Some of you will notice that I have used some archive actuality in the programme – the first two extracts date from the declaration of Partition in 1947 and they are of course recordings of the last Viceroy of India, Lord Louis Mountbatten and India’s first Prime Minister, Jawaharlal Nehru. The second two relate to the assassination in 1948 of Mahatma Gandhi. Part of Robert Stimson’s eyewitness account is followed once again by Nehru.
I have also included two songs in the programme. The first – Ajj Aakhan Waris Shah Nu – is a version of Amrita Pritam’s famous poem and the second, Je Rate Mor Duarguli, is a song performed by Debabrata Biswas and Gita Ghatak in the film Cloud Capped Star directed by Ritwik Ghatak.
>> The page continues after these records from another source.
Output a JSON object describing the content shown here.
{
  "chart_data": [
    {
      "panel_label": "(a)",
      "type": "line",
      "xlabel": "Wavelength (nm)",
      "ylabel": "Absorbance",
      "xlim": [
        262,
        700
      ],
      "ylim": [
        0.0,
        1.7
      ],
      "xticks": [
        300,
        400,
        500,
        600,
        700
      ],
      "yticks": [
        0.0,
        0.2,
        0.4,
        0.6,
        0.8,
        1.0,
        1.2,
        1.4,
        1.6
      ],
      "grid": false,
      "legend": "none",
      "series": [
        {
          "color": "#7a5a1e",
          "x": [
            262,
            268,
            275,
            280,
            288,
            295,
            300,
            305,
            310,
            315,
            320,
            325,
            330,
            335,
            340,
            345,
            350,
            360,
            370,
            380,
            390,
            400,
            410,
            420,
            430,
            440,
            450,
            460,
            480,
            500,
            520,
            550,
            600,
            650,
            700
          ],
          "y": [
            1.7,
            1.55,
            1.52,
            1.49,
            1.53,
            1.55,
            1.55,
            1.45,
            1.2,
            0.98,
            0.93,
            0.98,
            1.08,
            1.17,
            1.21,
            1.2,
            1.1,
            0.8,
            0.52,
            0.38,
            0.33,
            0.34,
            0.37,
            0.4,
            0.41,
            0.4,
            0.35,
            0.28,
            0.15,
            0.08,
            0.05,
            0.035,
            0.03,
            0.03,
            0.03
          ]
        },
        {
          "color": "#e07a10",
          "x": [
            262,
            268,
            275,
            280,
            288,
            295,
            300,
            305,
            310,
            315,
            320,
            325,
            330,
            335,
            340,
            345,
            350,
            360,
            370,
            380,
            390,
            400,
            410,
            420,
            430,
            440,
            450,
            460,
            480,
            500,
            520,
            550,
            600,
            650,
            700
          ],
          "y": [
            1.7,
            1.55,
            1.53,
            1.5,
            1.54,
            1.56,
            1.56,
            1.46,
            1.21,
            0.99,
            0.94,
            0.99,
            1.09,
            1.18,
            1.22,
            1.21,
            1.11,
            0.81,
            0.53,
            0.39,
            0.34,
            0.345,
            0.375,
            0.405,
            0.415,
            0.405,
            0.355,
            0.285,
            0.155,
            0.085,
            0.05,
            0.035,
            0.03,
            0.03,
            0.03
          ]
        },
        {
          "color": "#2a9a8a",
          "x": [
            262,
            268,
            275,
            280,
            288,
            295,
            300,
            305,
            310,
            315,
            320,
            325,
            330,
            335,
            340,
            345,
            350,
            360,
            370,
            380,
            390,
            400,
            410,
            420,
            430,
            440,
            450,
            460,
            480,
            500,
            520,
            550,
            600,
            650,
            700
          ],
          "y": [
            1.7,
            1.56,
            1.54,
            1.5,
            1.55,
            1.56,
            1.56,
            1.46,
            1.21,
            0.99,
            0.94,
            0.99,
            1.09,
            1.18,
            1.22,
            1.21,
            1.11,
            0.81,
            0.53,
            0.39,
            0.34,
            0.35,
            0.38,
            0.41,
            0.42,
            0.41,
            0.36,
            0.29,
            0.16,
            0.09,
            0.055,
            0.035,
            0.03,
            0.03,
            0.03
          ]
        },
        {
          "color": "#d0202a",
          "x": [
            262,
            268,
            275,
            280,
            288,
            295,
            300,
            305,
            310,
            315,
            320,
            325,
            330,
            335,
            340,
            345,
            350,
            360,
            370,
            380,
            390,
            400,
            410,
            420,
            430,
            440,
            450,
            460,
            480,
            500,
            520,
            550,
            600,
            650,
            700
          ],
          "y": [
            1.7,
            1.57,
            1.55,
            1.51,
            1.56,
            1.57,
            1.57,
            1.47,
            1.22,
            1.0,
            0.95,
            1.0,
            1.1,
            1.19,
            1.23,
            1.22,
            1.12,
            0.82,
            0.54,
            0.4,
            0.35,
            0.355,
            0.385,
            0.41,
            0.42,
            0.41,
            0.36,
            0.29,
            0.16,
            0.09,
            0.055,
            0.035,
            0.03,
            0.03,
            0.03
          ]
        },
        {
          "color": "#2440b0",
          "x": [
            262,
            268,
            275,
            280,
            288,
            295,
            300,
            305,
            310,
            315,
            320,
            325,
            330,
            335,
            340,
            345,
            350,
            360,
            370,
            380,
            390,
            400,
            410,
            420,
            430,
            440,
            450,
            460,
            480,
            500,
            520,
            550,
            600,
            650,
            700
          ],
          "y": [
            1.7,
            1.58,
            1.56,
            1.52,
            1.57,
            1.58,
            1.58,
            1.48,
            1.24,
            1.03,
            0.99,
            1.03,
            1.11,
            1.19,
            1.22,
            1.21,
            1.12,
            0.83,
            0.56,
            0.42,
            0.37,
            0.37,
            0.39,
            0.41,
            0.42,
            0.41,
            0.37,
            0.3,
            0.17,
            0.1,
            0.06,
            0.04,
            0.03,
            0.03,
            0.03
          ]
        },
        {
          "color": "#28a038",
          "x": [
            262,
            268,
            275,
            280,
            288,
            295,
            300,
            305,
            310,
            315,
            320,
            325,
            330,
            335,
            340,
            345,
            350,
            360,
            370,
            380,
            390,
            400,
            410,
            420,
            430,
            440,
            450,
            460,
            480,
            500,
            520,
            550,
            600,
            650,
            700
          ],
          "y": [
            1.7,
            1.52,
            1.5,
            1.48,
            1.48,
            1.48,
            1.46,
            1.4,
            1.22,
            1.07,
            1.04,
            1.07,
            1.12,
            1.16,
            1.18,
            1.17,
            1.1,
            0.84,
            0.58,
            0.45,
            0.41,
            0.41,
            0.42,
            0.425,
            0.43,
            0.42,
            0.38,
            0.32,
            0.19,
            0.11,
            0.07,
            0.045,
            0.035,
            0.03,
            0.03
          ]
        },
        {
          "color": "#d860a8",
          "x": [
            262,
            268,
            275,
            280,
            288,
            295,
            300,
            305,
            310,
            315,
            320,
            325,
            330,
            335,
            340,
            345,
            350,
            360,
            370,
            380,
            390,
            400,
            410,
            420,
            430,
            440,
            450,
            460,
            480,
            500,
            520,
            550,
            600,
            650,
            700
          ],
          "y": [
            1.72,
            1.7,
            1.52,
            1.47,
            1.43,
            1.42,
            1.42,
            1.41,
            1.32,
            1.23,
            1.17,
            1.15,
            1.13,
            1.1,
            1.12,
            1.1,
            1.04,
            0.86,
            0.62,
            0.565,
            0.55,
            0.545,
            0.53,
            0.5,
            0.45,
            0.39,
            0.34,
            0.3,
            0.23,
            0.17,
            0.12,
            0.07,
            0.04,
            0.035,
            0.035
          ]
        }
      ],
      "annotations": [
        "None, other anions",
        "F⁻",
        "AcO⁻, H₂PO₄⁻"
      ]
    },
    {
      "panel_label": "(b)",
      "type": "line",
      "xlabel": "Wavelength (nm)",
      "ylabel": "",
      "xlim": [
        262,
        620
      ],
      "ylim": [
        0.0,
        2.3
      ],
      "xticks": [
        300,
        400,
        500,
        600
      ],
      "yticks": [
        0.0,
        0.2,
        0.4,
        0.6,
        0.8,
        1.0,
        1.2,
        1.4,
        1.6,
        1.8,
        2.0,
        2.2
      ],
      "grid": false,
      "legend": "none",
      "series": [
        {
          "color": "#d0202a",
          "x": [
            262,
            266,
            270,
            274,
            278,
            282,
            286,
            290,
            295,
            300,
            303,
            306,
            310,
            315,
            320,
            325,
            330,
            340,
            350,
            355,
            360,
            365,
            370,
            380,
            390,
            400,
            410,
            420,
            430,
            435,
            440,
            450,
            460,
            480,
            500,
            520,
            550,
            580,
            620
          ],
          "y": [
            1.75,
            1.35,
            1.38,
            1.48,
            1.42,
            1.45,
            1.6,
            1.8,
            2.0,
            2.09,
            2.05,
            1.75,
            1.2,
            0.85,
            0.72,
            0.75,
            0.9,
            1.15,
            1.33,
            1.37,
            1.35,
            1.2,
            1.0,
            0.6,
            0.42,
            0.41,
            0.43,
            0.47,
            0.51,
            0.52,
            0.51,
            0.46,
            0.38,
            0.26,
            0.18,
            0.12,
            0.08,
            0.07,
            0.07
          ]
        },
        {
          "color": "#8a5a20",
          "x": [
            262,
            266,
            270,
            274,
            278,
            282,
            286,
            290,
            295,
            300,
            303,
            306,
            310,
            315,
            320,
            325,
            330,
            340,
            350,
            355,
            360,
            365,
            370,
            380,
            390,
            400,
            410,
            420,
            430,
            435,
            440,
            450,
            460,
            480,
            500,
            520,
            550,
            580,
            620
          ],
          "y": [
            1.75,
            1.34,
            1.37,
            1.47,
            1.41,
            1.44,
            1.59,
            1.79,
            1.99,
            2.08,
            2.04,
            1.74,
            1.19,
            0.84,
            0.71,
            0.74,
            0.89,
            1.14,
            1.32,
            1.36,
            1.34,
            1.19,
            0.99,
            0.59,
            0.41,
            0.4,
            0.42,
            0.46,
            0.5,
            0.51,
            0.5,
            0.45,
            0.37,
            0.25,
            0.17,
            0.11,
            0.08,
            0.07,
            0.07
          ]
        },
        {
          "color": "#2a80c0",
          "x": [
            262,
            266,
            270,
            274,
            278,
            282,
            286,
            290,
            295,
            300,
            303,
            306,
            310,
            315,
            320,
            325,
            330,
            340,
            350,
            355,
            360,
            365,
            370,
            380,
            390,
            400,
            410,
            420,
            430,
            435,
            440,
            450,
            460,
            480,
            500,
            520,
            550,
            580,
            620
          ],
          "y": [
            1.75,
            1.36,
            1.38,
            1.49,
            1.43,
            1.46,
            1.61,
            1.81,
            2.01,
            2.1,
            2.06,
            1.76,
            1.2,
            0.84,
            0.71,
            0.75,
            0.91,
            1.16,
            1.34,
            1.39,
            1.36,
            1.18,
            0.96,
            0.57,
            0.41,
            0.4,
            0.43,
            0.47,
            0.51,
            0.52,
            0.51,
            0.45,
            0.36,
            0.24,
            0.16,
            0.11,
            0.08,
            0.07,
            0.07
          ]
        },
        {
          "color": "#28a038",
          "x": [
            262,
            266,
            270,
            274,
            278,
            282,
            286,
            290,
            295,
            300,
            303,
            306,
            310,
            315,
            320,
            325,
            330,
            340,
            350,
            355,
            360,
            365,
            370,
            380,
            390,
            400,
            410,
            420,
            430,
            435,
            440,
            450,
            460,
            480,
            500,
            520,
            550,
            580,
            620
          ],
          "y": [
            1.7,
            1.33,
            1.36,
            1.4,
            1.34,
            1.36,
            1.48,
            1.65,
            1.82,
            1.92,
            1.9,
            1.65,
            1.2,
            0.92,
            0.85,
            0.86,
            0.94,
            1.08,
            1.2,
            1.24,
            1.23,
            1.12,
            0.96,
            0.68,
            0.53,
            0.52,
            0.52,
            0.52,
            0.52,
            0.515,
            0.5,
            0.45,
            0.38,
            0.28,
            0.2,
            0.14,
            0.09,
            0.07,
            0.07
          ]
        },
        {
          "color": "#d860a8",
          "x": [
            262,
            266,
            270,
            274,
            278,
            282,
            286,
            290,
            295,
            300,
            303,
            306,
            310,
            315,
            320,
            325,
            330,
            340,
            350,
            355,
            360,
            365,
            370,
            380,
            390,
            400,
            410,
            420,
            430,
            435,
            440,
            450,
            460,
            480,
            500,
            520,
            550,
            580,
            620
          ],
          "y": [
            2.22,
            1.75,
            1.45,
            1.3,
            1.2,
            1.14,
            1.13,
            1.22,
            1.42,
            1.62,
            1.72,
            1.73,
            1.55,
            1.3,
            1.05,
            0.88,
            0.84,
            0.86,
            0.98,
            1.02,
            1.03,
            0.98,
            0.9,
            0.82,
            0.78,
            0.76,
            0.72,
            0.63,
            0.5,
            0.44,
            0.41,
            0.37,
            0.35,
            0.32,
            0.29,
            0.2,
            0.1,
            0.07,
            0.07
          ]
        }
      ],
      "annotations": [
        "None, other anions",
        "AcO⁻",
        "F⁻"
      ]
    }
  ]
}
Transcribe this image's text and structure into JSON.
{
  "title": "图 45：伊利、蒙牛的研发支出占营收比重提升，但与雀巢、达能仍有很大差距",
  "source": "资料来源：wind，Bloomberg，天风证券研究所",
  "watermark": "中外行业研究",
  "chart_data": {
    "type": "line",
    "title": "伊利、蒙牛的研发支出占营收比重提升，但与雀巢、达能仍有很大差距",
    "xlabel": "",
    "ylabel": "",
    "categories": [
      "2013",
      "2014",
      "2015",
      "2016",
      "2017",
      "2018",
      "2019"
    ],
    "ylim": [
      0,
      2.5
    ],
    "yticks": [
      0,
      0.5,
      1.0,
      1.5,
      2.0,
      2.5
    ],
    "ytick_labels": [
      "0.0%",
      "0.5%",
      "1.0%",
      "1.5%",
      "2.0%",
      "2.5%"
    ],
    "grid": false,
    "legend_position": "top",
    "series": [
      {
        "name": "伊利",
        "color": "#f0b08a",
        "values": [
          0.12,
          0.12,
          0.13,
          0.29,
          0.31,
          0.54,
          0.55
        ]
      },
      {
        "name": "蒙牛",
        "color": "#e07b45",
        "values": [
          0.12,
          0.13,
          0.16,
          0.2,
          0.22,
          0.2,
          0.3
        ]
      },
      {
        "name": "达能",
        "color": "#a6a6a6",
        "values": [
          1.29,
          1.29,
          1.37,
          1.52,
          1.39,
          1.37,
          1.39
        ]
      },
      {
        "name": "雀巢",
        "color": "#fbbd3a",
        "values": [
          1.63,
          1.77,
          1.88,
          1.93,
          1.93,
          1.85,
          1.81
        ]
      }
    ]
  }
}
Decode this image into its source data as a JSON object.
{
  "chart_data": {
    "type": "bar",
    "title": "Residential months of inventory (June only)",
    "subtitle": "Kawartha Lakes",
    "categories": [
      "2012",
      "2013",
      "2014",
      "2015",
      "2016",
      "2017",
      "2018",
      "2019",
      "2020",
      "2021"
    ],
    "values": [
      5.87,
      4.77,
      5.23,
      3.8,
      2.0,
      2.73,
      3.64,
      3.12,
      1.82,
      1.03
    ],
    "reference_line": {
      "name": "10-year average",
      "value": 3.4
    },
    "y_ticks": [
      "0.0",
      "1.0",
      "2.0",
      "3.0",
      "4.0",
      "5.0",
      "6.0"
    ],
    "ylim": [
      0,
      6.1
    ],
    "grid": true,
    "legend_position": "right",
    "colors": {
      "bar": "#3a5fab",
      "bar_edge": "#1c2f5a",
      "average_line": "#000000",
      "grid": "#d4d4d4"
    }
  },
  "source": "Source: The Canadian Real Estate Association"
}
You will find translations of both below – the first is by Khushwant Singh and the second by Rabindranath Tagore.
TO WARIS SHAH
To Waris Shah I turn today!
Speak up from the graves midst which you lie!
In our book of love, turn the next leaf.
When one daughter of the Punjab did cry
You filled pages with songs of lamentation,
Today a hundred daughters cry
0 Waris to speak to you.
O friend of the sorrowing, rise and see your Punjab
Corpses are strewn on the pasture,
Blood runs in the Chenab.
Some hand hath mixed poison in our live rivers
The rivers in turn had irrigated the land.
From the rich land have sprouted venomous weeds
flow high the red has spread
How much the curse has bled!
The poisoned air blew into every wood
And turned the flute bamboo into snakes
They first stung the charmers who lost their antidotes
Then stung all that came their way
Their lips were bit, fangs everywhere.
The poison spread to all the lines
All of the Punjab turned blue.
Song was crushed in every throat;
Every spinning wheel’s thread was snapped;
Friends parted from one another;
The hum of spinning wheels fell silent.
All boats lost the moorings
And float rudderless on the stream
The swings on the peepuls’ branches
I lave crashed with the peepul tree.
Where the windpipe trilled songs of love
That flute has been lost
Ranjah and his brothers have lost their art.
Blood keeps falling upon the earth
Oozing out drop by drop from graves.
The queens of love
Weep in tombs.
It seems all people have become Qaidos,
Thieves of beauty and love
Where should I search out
Another Waris Shah.
Open your grave;
Write a new page
In the book of love.
Translated by Kushwant Singh
JE RATE MOR DUARGULI
On that night when the storm broke open my door
I did not know that you entered my room through the ruins,
For the lamp was blown out, and it became dark;
I stretched my arms to the sky in search of help.
I lay on the dust waiting in the tumultuous dark and I knew not that storm was your own banner.
When the morning came I saw you standing upon the emptiness that was spread over my house.